The Food Standards Agency (FSA) is calling for meat inspections to be "much tougher".
They insist that "inspectors need to act more like police and light-touch regulation needs to be scrapped." Further, the FSA's Board at a recent Open Meeting in London agreed on a number of modernizing proposals for the Meat Hygiene Service, which included increases in fees by 4%. The FSA's Chief Executive Tim Smith said reaction times "needed to be quicker at certain times." He added: "We need to be much sharper on what we do on a Saturday than we are on Wednesday."
The meat industry was returned to individual owners after WW2 with varying results in charging rates and standards. Similar alterations were made in other EU countries and opinions differed on standards on the supposedly friendlier local premises to the relentless - but more heavily supervised - workings of the bigger enterprises and their relentless slaughter-lines. These matters were raised against cross-currents of NIMBYism and difficulties in ensuring standards of local inspection.
They present recurrent problems, heightened by recent shortcomings over labelling, and prompted Tim Smith to refer to the aftermath of the Pennington Report on an Ecoli outbreak in South Wales in 2005 . He observed:
"We are moving away from tick boxes and more towards investigatory police work. If something smells wrong, it probably is." John Spence, a member of the Board and Chairman of the Welsh Food Advisory Committee added that lighter-touch regulation needed to be consigned to a bin that says "light-touch regulation does not work." He voiced his dissatisfaction that all slaughterhouses are not "up to standard." Another Board member, Margaret Gilmore, said that she was shocked that some aspects of the Pennington Report were so damning and that lessons had not been learnt from the 1990's. Fatalities could happen again, she added, "if we don't make these changes now."

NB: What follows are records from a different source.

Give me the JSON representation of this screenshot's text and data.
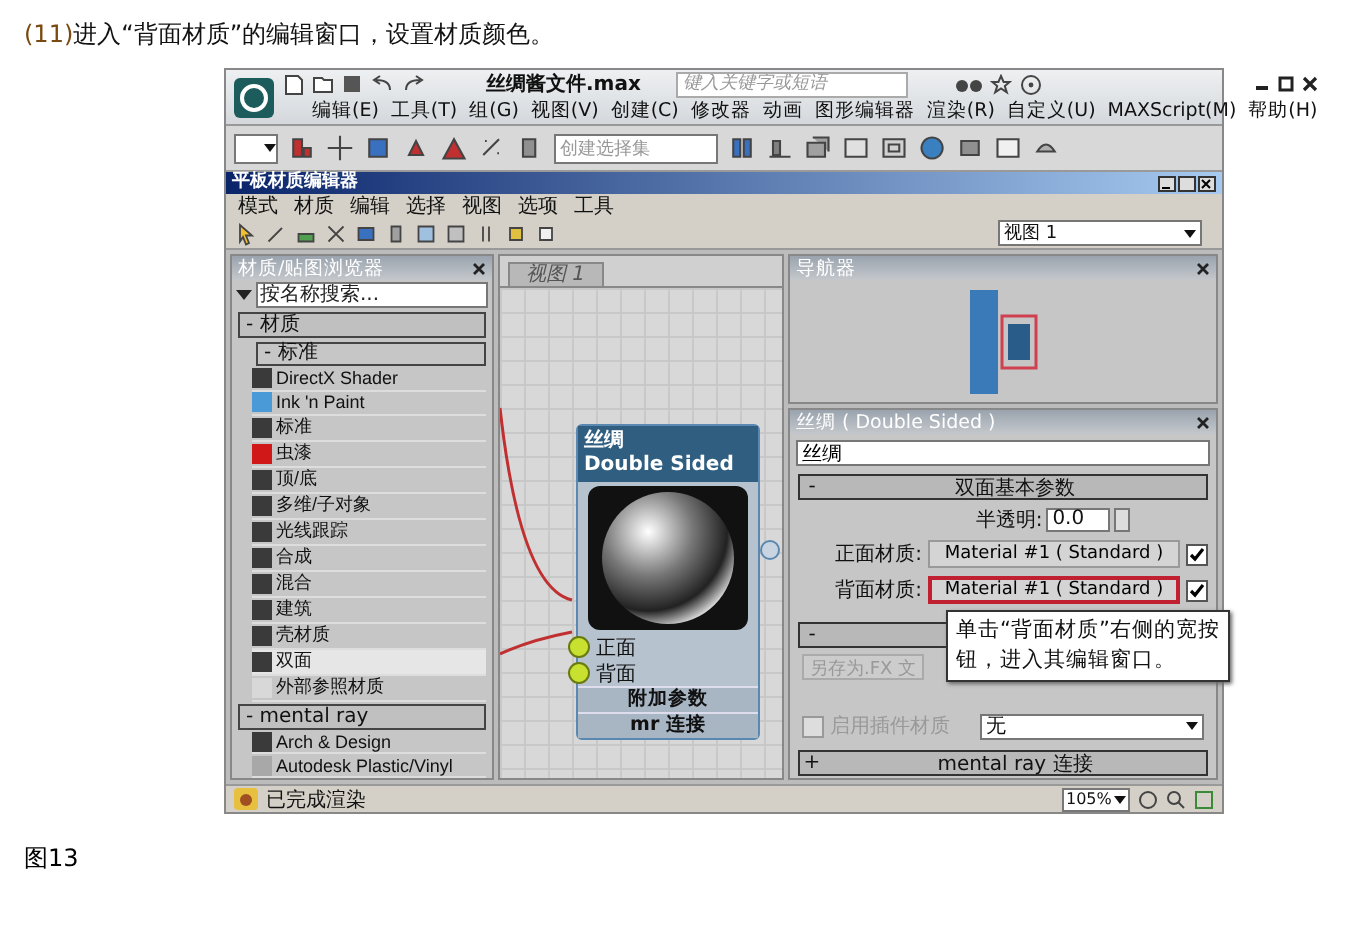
{
  "step_number": "(11)",
  "caption": "进入“背面材质”的编辑窗口，设置材质颜色。",
  "app": {
    "title": "丝绸酱文件.max",
    "search_placeholder": "键入关键字或短语",
    "menu": [
      "编辑(E)",
      "工具(T)",
      "组(G)",
      "视图(V)",
      "创建(C)",
      "修改器",
      "动画",
      "图形编辑器",
      "渲染(R)",
      "自定义(U)",
      "MAXScript(M)",
      "帮助(H)"
    ],
    "selection_set_placeholder": "创建选择集",
    "editor": {
      "title": "平板材质编辑器",
      "menu": [
        "模式",
        "材质",
        "编辑",
        "选择",
        "视图",
        "选项",
        "工具"
      ],
      "view_dropdown": "视图 1",
      "browser": {
        "title": "材质/贴图浏览器",
        "search_placeholder": "按名称搜索...",
        "groups": [
          {
            "label": "- 材质",
            "children": [
              {
                "label": "- 标准",
                "items": [
                  {
                    "label": "DirectX Shader",
                    "color": "#3a3a3a",
                    "selected": false
                  },
                  {
                    "label": "Ink 'n Paint",
                    "color": "#4a9ad8",
                    "selected": false
                  },
                  {
                    "label": "标准",
                    "color": "#3a3a3a",
                    "selected": false
                  },
                  {
                    "label": "虫漆",
                    "color": "#d01818",
                    "selected": false
                  },
                  {
                    "label": "顶/底",
                    "color": "#3a3a3a",
                    "selected": false
                  },
                  {
                    "label": "多维/子对象",
                    "color": "#3a3a3a",
                    "selected": false
                  },
                  {
                    "label": "光线跟踪",
                    "color": "#3a3a3a",
                    "selected": false
                  },
                  {
                    "label": "合成",
                    "color": "#3a3a3a",
                    "selected": false
                  },
                  {
                    "label": "混合",
                    "color": "#3a3a3a",
                    "selected": false
                  },
                  {
                    "label": "建筑",
                    "color": "#3a3a3a",
                    "selected": false
                  },
                  {
                    "label": "壳材质",
                    "color": "#3a3a3a",
                    "selected": false
                  },
                  {
                    "label": "双面",
                    "color": "#3a3a3a",
                    "selected": true
                  },
                  {
                    "label": "外部参照材质",
                    "color": "#d8d8d8",
                    "selected": false
                  }
                ]
              }
            ]
          },
          {
            "label": "- mental ray",
            "children": [
              {
                "items": [
                  {
                    "label": "Arch & Design",
                    "color": "#3a3a3a",
                    "selected": false
                  },
                  {
                    "label": "Autodesk Plastic/Vinyl",
                    "color": "#a8a8a8",
                    "selected": false
                  }
                ]
              }
            ]
          }
        ]
      },
      "view_tab": "视图 1",
      "node": {
        "title": "丝绸",
        "subtitle": "Double Sided",
        "slots": [
          "正面",
          "背面"
        ],
        "rollouts": [
          "附加参数",
          "mr 连接"
        ]
      },
      "navigator": {
        "title": "导航器"
      },
      "params": {
        "title": "丝绸 ( Double Sided )",
        "name": "丝绸",
        "rollout": {
          "sign": "-",
          "label": "双面基本参数"
        },
        "translucency": {
          "label": "半透明:",
          "value": "0.0"
        },
        "materials": [
          {
            "label": "正面材质:",
            "button": "Material #1 ( Standard )",
            "checked": true,
            "highlighted": false
          },
          {
            "label": "背面材质:",
            "button": "Material #1 ( Standard )",
            "checked": true,
            "highlighted": true
          }
        ],
        "rollout2": {
          "sign": "-"
        },
        "fx_button": "另存为.FX 文",
        "plugin": {
          "label": "启用插件材质",
          "checked": false
        },
        "plugin_dropdown": "无",
        "rollout3": {
          "sign": "+",
          "label": "mental ray 连接"
        }
      },
      "callout": "单击“背面材质”右侧的宽按钮，进入其编辑窗口。",
      "status": "已完成渲染",
      "zoom": "105%"
    }
  },
  "figure_label": "图13"
}
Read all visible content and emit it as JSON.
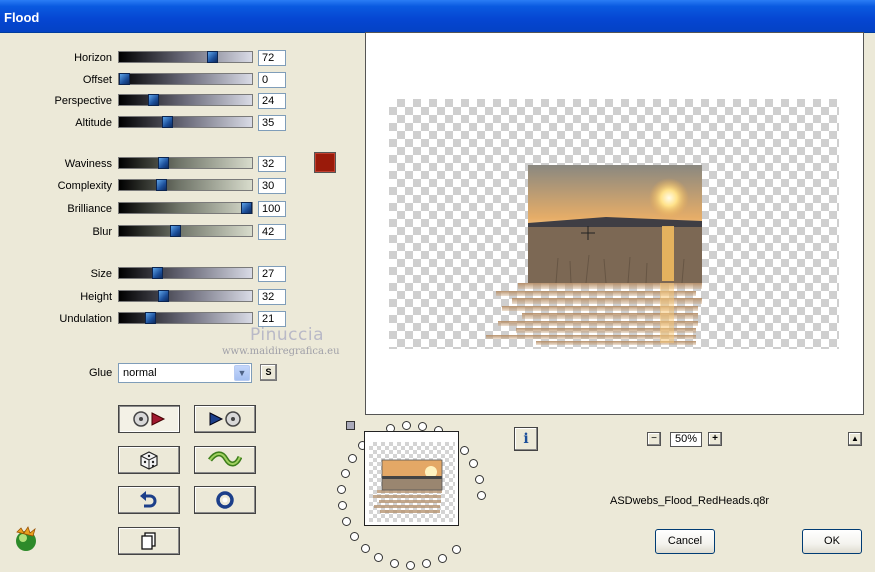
{
  "window": {
    "title": "Flood"
  },
  "params": [
    {
      "label": "Horizon",
      "value": "72",
      "level": 0.72
    },
    {
      "label": "Offset",
      "value": "0",
      "level": 0.0
    },
    {
      "label": "Perspective",
      "value": "24",
      "level": 0.24
    },
    {
      "label": "Altitude",
      "value": "35",
      "level": 0.35
    },
    {
      "label": "Waviness",
      "value": "32",
      "level": 0.32
    },
    {
      "label": "Complexity",
      "value": "30",
      "level": 0.3
    },
    {
      "label": "Brilliance",
      "value": "100",
      "level": 1.0
    },
    {
      "label": "Blur",
      "value": "42",
      "level": 0.42
    },
    {
      "label": "Size",
      "value": "27",
      "level": 0.27
    },
    {
      "label": "Height",
      "value": "32",
      "level": 0.32
    },
    {
      "label": "Undulation",
      "value": "21",
      "level": 0.21
    }
  ],
  "flood_color": "#9a1a0a",
  "watermark": {
    "name": "Pinuccia",
    "url": "www.maidiregrafica.eu"
  },
  "glue": {
    "label": "Glue",
    "value": "normal",
    "s_label": "S"
  },
  "tools": [
    "load-preset-icon",
    "save-preset-icon",
    "randomize-dice-icon",
    "wave-icon",
    "undo-icon",
    "reset-icon",
    "copy-icon"
  ],
  "zoom": {
    "value": "50%",
    "minus": "−",
    "plus": "+"
  },
  "info_label": "i",
  "up_label": "▲",
  "preset_file": "ASDwebs_Flood_RedHeads.q8r",
  "buttons": {
    "cancel": "Cancel",
    "ok": "OK"
  }
}
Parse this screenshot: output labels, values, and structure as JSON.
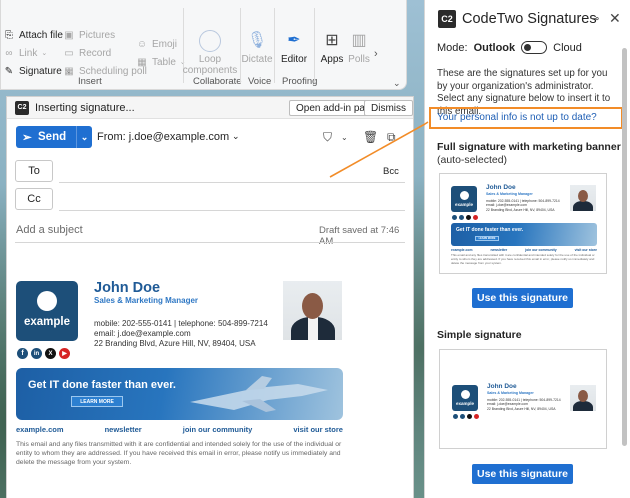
{
  "ribbon": {
    "col1": [
      "Attach file",
      "Link",
      "Signature"
    ],
    "col2": [
      "Pictures",
      "Record",
      "Scheduling poll"
    ],
    "col3": [
      "Emoji",
      "Table"
    ],
    "insert_label": "Insert",
    "loop_label": "Loop components",
    "collaborate_label": "Collaborate",
    "dictate_label": "Dictate",
    "voice_label": "Voice",
    "editor_label": "Editor",
    "proofing_label": "Proofing",
    "apps_label": "Apps",
    "polls_label": "Polls"
  },
  "compose": {
    "info_text": "Inserting signature...",
    "open_pane_label": "Open add-in pane",
    "dismiss_label": "Dismiss",
    "send_label": "Send",
    "from_text": "From: j.doe@example.com",
    "to_label": "To",
    "cc_label": "Cc",
    "bcc_label": "Bcc",
    "subject_placeholder": "Add a subject",
    "draft_status": "Draft saved at 7:46 AM"
  },
  "signature": {
    "logo_text": "example",
    "name": "John Doe",
    "role": "Sales & Marketing Manager",
    "line1": "mobile: 202-555-0141  |  telephone: 504-899-7214",
    "line2": "email: j.doe@example.com",
    "line3": "22 Branding Blvd, Azure Hill, NV, 89404, USA",
    "social": [
      "f",
      "in",
      "X",
      "▶"
    ],
    "banner_text": "Get IT done faster than ever.",
    "banner_button": "LEARN MORE",
    "links": [
      "example.com",
      "newsletter",
      "join our community",
      "visit our store"
    ],
    "disclaimer": "This email and any files transmitted with it are confidential and intended solely for the use of the individual or entity to whom they are addressed. If you have received this email in error, please notify us immediately and delete the message from your system."
  },
  "pane": {
    "title": "CodeTwo Signatures",
    "mode_label": "Mode:",
    "mode_outlook": "Outlook",
    "mode_cloud": "Cloud",
    "description": "These are the signatures set up for you by your organization's administrator. Select any signature below to insert it to this email.",
    "info_link": "Your personal info is not up to date?",
    "section1_title": "Full signature with marketing banner",
    "section1_sub": "(auto-selected)",
    "section2_title": "Simple signature",
    "use_button": "Use this signature"
  },
  "colors": {
    "accent": "#1f6fd1",
    "highlight": "#f28c28",
    "brand_dark": "#1d4f79",
    "link": "#1f5fb5"
  }
}
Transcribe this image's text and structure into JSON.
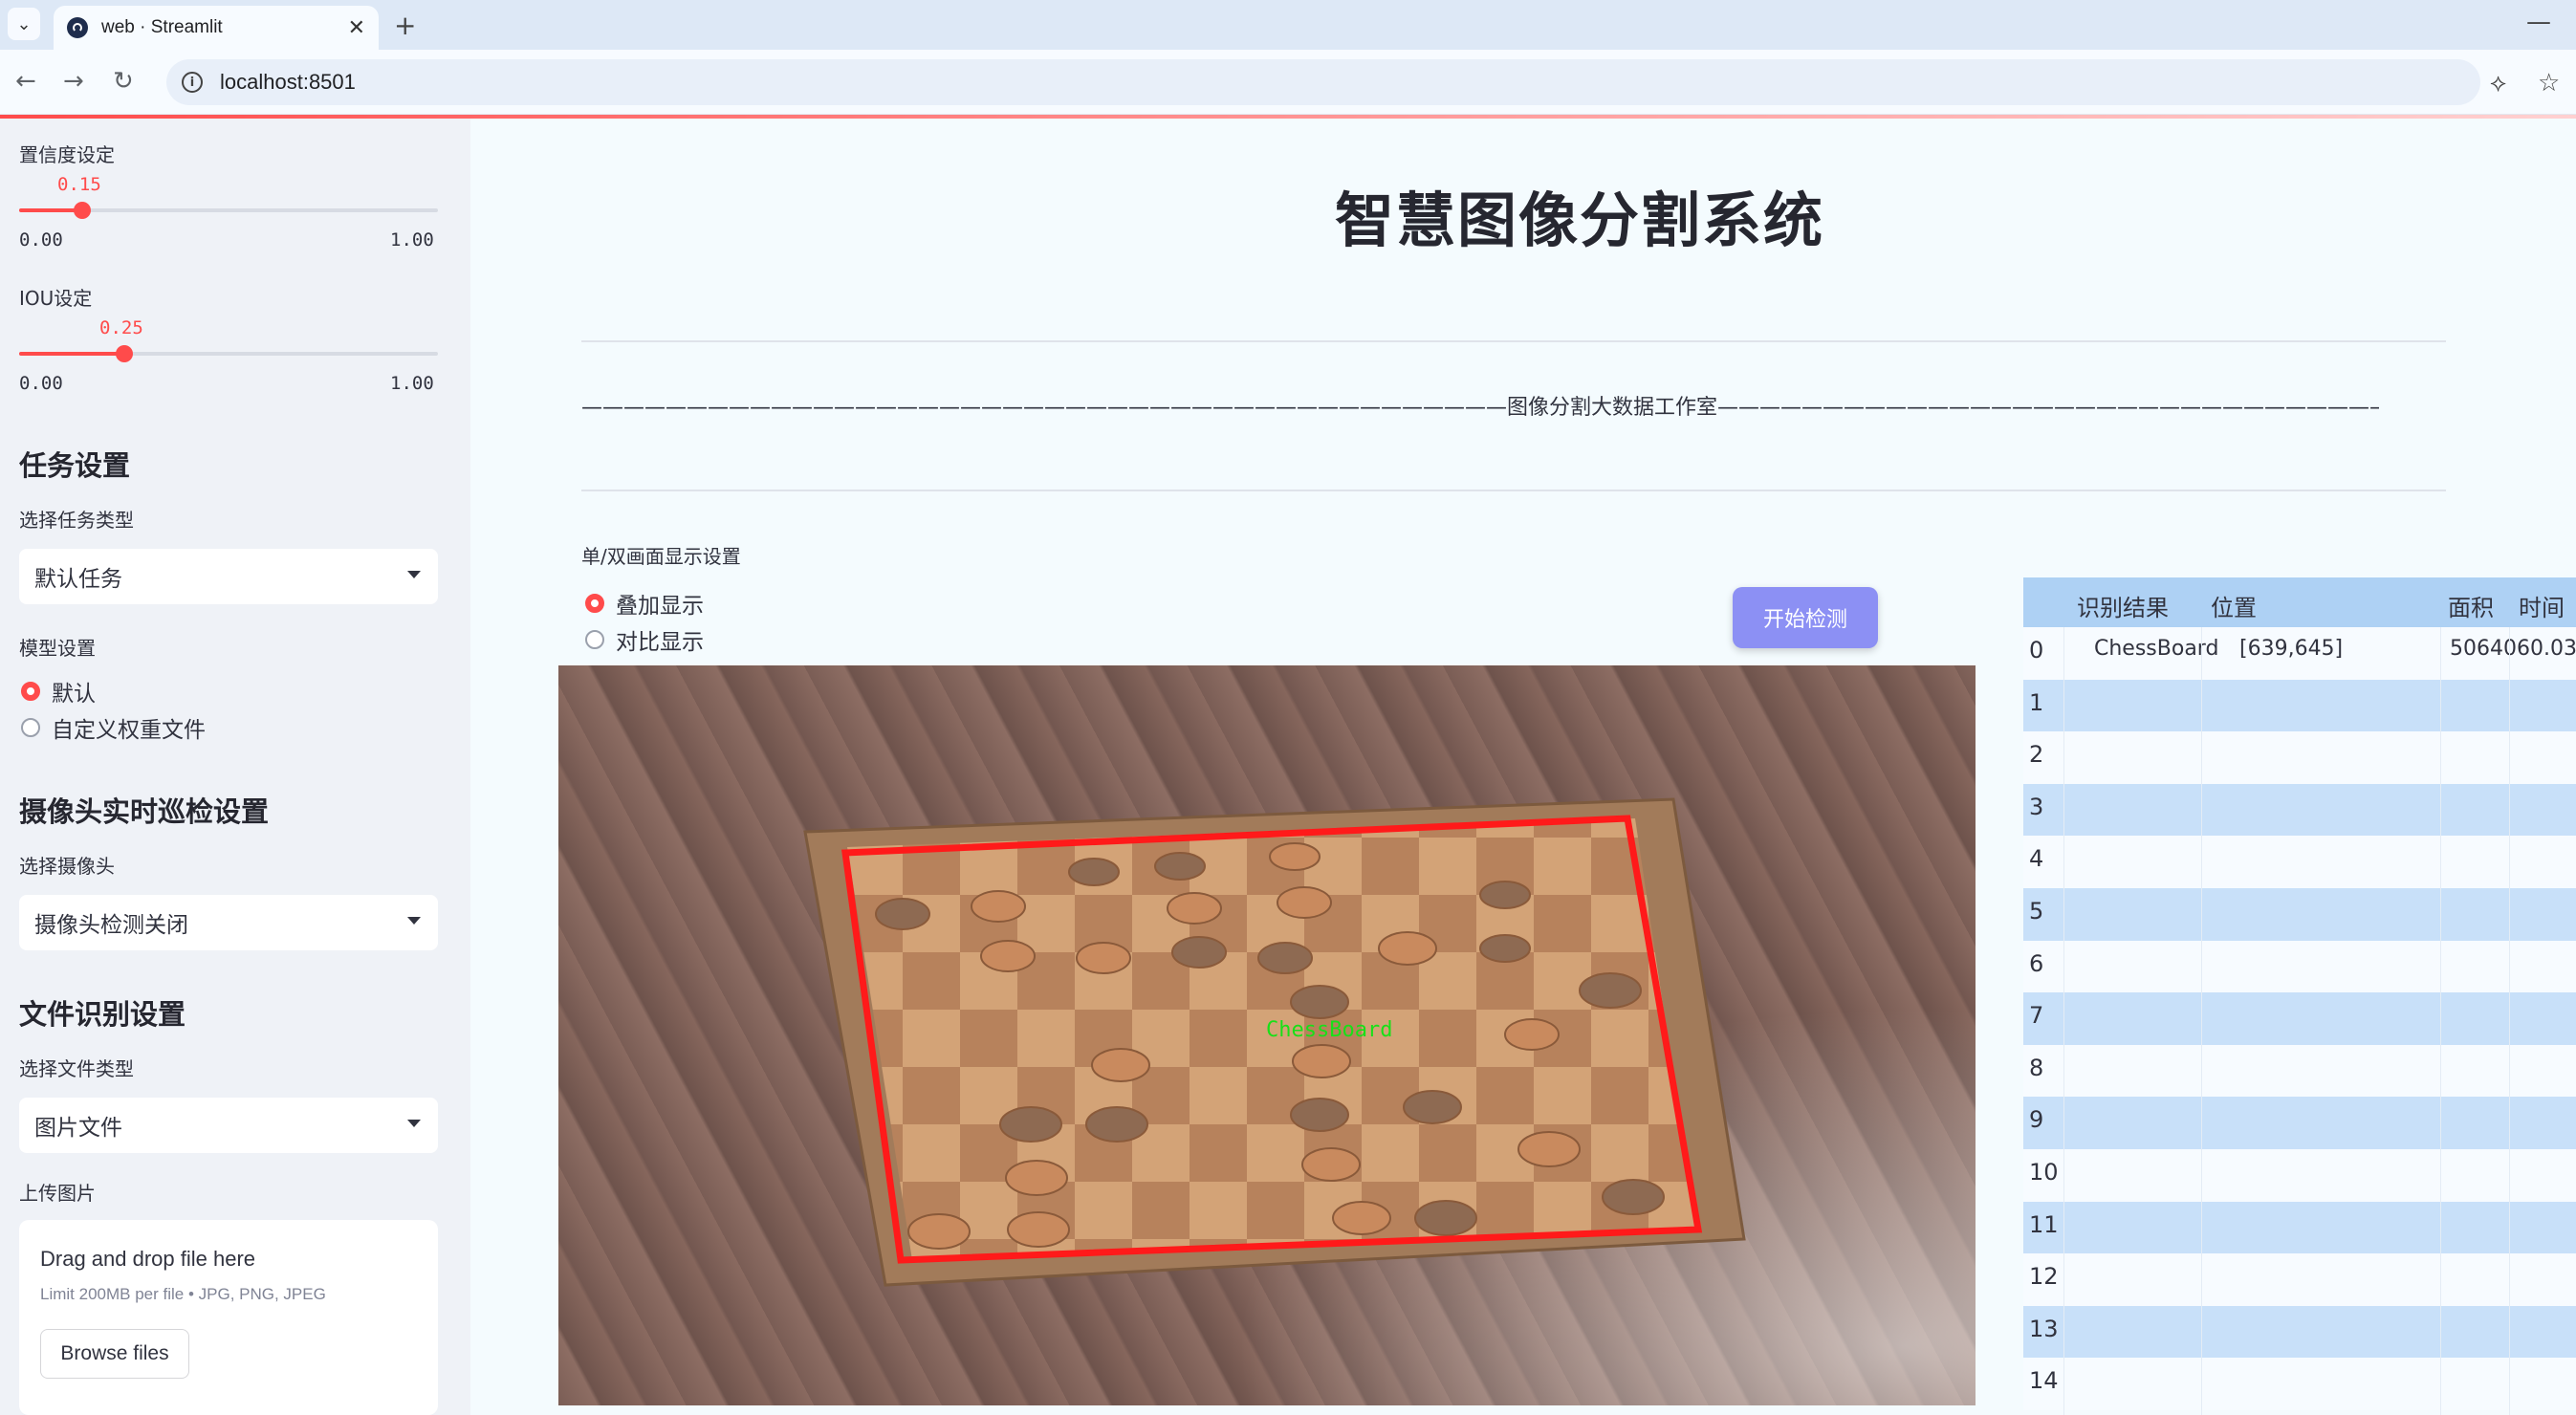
{
  "browser": {
    "tab_title": "web · Streamlit",
    "url": "localhost:8501"
  },
  "sidebar": {
    "conf": {
      "label": "置信度设定",
      "value": "0.15",
      "min": "0.00",
      "max": "1.00",
      "fraction": 0.15
    },
    "iou": {
      "label": "IOU设定",
      "value": "0.25",
      "min": "0.00",
      "max": "1.00",
      "fraction": 0.25
    },
    "task_heading": "任务设置",
    "task_type_label": "选择任务类型",
    "task_type_value": "默认任务",
    "model_label": "模型设置",
    "model_options": [
      "默认",
      "自定义权重文件"
    ],
    "model_selected": 0,
    "camera_heading": "摄像头实时巡检设置",
    "camera_label": "选择摄像头",
    "camera_value": "摄像头检测关闭",
    "file_heading": "文件识别设置",
    "file_type_label": "选择文件类型",
    "file_type_value": "图片文件",
    "upload_label": "上传图片",
    "upload_title": "Drag and drop file here",
    "upload_limit": "Limit 200MB per file • JPG, PNG, JPEG",
    "browse_label": "Browse files"
  },
  "main": {
    "title": "智慧图像分割系统",
    "banner": "————————————————————————————————————————————图像分割大数据工作室————————————————————————————————————————————",
    "display_label": "单/双画面显示设置",
    "display_options": [
      "叠加显示",
      "对比显示"
    ],
    "display_selected": 0,
    "detect_button": "开始检测",
    "detection_label": "ChessBoard",
    "colors": {
      "accent": "#ff4b4b",
      "button": "#8c90f4",
      "box": "#ff1a1a",
      "box_label": "#18e018"
    }
  },
  "table": {
    "columns": [
      "识别结果",
      "位置",
      "面积",
      "时间"
    ],
    "row_indices": [
      "0",
      "1",
      "2",
      "3",
      "4",
      "5",
      "6",
      "7",
      "8",
      "9",
      "10",
      "11",
      "12",
      "13",
      "14"
    ],
    "rows": [
      {
        "result": "ChessBoard",
        "position": "[639,645]",
        "area": "5064060.03",
        "time": ""
      }
    ]
  }
}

Tim Smith offered examples where practices could be tightened up, such as unannounced inspections in commercial meat enterprises, eg in the separation of raw and cooked meats. Trite and repetitious these long-standing warnings are, they elicited no evidence of a personal meat-free conversion to the Board and to the audience at the Open Meeting nor to onlookers on the FSA's website. VEGA's Research Advisor was the only veggie representative looking for real farm-to-fork evidence that Dame Deidre Hutton's chairperson's desire "to knock on the head the idea that this Board wants light touch" went home. The Board must surely adduce evidence of the effect of and reactions to the revelations they are encountering. They must demonstrate much more forcefully - why not by abstinence at the Board's official functions? - a sincere expression of the meat-free idea to the millions of consumers "out there," who seek guidance and leadership. The Board's members are not even keeping up with utterances and examples expressed and impressed by Government ministers.